Un lugar llamado nosotros

Prólogo

Selene

Nunca fui de correr, pero ese día me fui sin decir adiós.

Ni siquiera me despedí. No empaqué bien. Tiré ropa en una maleta rota, arrastré algunos libros sin revisar cuáles, olvidé el cargador del móvil y, con suerte, parte de mí.

Bakewell está lejos. No en kilómetros, sino en ruido. En opiniones. En gente que habla de ti como si te conociera.

Acá, el silencio suena distinto. No es ese silencio incómodo de las noches que duelen, ni el que pesa cuando alguien dice “tenemos que hablar”. Este es un silencio más denso, como si la tierra misma supiera que uno a veces necesita desaparecer.

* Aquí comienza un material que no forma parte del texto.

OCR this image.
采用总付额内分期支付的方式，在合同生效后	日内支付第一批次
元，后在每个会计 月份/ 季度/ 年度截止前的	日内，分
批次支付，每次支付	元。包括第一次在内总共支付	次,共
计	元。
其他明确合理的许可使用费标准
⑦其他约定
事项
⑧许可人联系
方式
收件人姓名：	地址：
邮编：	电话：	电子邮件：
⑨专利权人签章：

Es un pueblo que respira despacio. Que no pregunta.

Sunny, una mujer mayor de voz suave, me dio una llave sin interrogarme. Me bastó con decirle “es por un tiempo” y ella solo asintió con una dulce sonrisa, como si ya hubiera visto muchas como yo. Me ofreció un piso con las paredes finas y los recuerdos aún más delgados.

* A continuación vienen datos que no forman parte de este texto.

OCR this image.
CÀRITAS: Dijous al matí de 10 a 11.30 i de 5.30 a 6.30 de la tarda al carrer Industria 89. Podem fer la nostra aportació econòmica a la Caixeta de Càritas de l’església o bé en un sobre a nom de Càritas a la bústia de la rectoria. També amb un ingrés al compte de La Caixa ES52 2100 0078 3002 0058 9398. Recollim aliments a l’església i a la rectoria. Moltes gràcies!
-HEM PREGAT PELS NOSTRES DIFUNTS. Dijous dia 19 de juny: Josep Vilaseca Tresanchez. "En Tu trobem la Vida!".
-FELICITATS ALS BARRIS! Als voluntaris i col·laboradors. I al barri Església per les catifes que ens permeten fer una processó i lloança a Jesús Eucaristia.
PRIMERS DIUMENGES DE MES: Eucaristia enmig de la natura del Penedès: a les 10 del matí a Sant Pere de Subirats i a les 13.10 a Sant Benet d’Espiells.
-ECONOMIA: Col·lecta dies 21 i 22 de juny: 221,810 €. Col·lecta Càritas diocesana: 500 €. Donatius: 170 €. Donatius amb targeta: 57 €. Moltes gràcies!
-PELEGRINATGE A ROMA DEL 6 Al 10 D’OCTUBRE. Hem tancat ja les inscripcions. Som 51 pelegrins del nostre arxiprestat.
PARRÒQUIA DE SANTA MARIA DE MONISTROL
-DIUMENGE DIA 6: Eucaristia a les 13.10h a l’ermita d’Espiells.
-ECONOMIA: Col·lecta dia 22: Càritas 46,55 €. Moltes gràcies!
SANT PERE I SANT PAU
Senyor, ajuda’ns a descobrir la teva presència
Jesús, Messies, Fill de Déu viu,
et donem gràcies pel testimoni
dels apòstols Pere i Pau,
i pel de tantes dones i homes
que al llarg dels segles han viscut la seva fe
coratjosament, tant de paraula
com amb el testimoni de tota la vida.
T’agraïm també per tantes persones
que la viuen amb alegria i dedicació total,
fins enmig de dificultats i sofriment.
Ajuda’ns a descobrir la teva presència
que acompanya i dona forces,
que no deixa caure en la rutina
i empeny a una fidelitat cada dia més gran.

Ahí duermo. Ahí trabajo. Ahí trato de desaparecer con más intención que éxito. Trabajo corrigiendo palabras que no son mías. A veces edito textos sin alma. Otras, artículos con frases que no creo. Tomo café con una poco de leche fría. Leo libros que ya conozco de memoria. No porque no tenga otros, sino porque a veces solo quiero sentir algo que no me sorprenda. Lo inesperado me cansa. Lo nuevo me asusta.

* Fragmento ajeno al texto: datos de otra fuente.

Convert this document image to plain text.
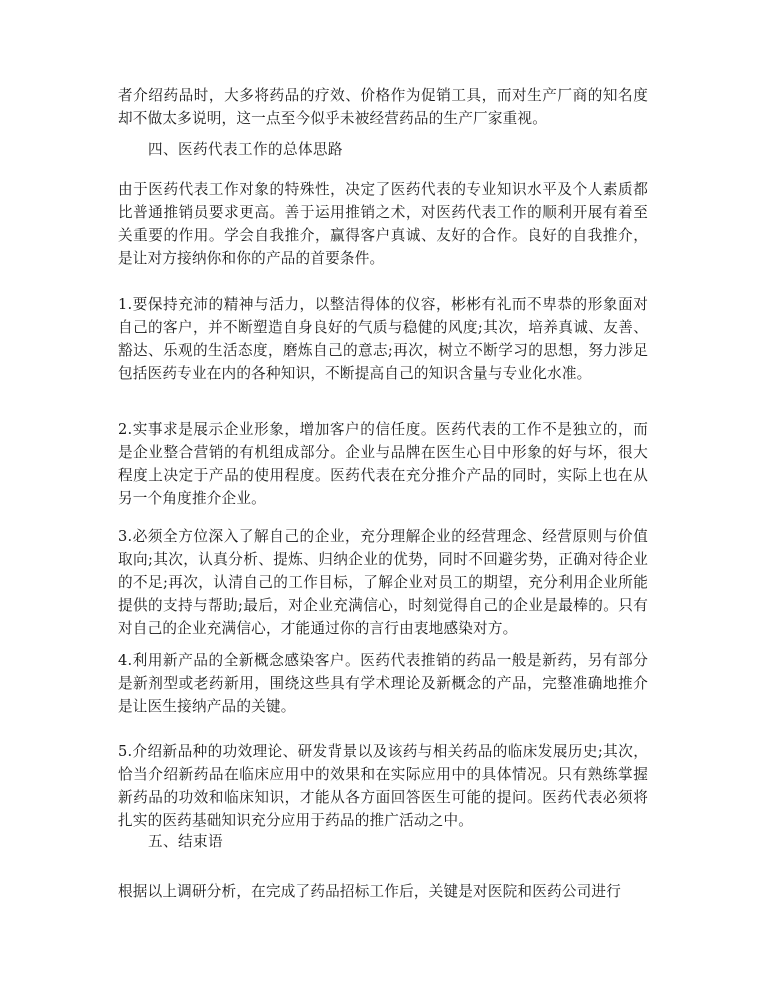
者介绍药品时，大多将药品的疗效、价格作为促销工具，而对生产厂商的知名度却不做太多说明，这一点至今似乎未被经营药品的生产厂家重视。

四、医药代表工作的总体思路

由于医药代表工作对象的特殊性，决定了医药代表的专业知识水平及个人素质都比普通推销员要求更高。善于运用推销之术，对医药代表工作的顺利开展有着至关重要的作用。学会自我推介，赢得客户真诚、友好的合作。良好的自我推介，是让对方接纳你和你的产品的首要条件。

1.要保持充沛的精神与活力，以整洁得体的仪容，彬彬有礼而不卑恭的形象面对自己的客户，并不断塑造自身良好的气质与稳健的风度;其次，培养真诚、友善、豁达、乐观的生活态度，磨炼自己的意志;再次，树立不断学习的思想，努力涉足包括医药专业在内的各种知识，不断提高自己的知识含量与专业化水准。

2.实事求是展示企业形象，增加客户的信任度。医药代表的工作不是独立的，而是企业整合营销的有机组成部分。企业与品牌在医生心目中形象的好与坏，很大程度上决定于产品的使用程度。医药代表在充分推介产品的同时，实际上也在从另一个角度推介企业。

3.必须全方位深入了解自己的企业，充分理解企业的经营理念、经营原则与价值取向;其次，认真分析、提炼、归纳企业的优势，同时不回避劣势，正确对待企业的不足;再次，认清自己的工作目标，了解企业对员工的期望，充分利用企业所能提供的支持与帮助;最后，对企业充满信心，时刻觉得自己的企业是最棒的。只有对自己的企业充满信心，才能通过你的言行由衷地感染对方。

4.利用新产品的全新概念感染客户。医药代表推销的药品一般是新药，另有部分是新剂型或老药新用，围绕这些具有学术理论及新概念的产品，完整准确地推介是让医生接纳产品的关键。

5.介绍新品种的功效理论、研发背景以及该药与相关药品的临床发展历史;其次，恰当介绍新药品在临床应用中的效果和在实际应用中的具体情况。只有熟练掌握新药品的功效和临床知识，才能从各方面回答医生可能的提问。医药代表必须将扎实的医药基础知识充分应用于药品的推广活动之中。

五、结束语

根据以上调研分析，在完成了药品招标工作后，关键是对医院和医药公司进行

Me gusta el silencio. No ese que incomoda o pesa. Me gusta el que acaricia, el que no exige respuestas. El que deja espacio para pensar o para no pensar en nada.

A veces voy al bar solo para hablar con Sunny y su esposo, Hank. Ella siempre atiende a todos con una sonrisa tranquila y una dulzura que, sin saber cómo, logra hacerme sentirme en casa. Él, en cambio, casi no habla. Se limita a limpiar la barra o a mover tazas sin mirar a nadie. Aunque más de una vez lo he pillado observando a Sunny con una pequeña sonrisita. Y juntos, tienen esa manera silenciosa de cuidar, como si supieran que hay personas que solo necesitan existir en paz.

Les hablo de cosas pequeñas. Del clima, del café, de algún artículo mal editado. Ella nunca insiste en saber más. Él se limita a dar algún comentario corto o a asentir sin levantar la mirada. No intentan saber más de lo que les digo y eso, a veces, es más que suficiente.

Otras veces salgo a caminar. No muy lejos. Solo hasta donde el frío no se me meta en los huesos. Me gusta mirar las ventanas encendidas, imaginar historias detrás de cada una. Me gusta ver la vida desde afuera. Como si no me correspondiera entrar del todo.

Fue una tarde cualquiera cuando lo vi por primera vez. La puerta del bar se abrió con ese chirrido que ya conocía, pero esta vez no era uno de los habituales. Lo supe de inmediato. Antes de que dijera su nombre. Antes de que hablara. Aparecía en las noticias. En las redes. En las canciones que alguna vez, sin querer, escuché en los auriculares de otros. Su rostro tenía esa presencia imposible de ignorar. Esa energía de alguien que carga con muchas miradas.

Nuestros ojos se cruzaron por un segundo y yo aparté la mirada. No por timidez, sino porque hay personas que miran como si pudieran leerte, y yo aún no estoy lista para que nadie lea lo que soy.

Aparté la mirada porque aprender a desaparecer me costó demasiado, y su presencia —tan viva, tan inevitable— era todo lo contrario a eso.

Él traía ruido.

Y yo había venido aquí a silenciarlo todo.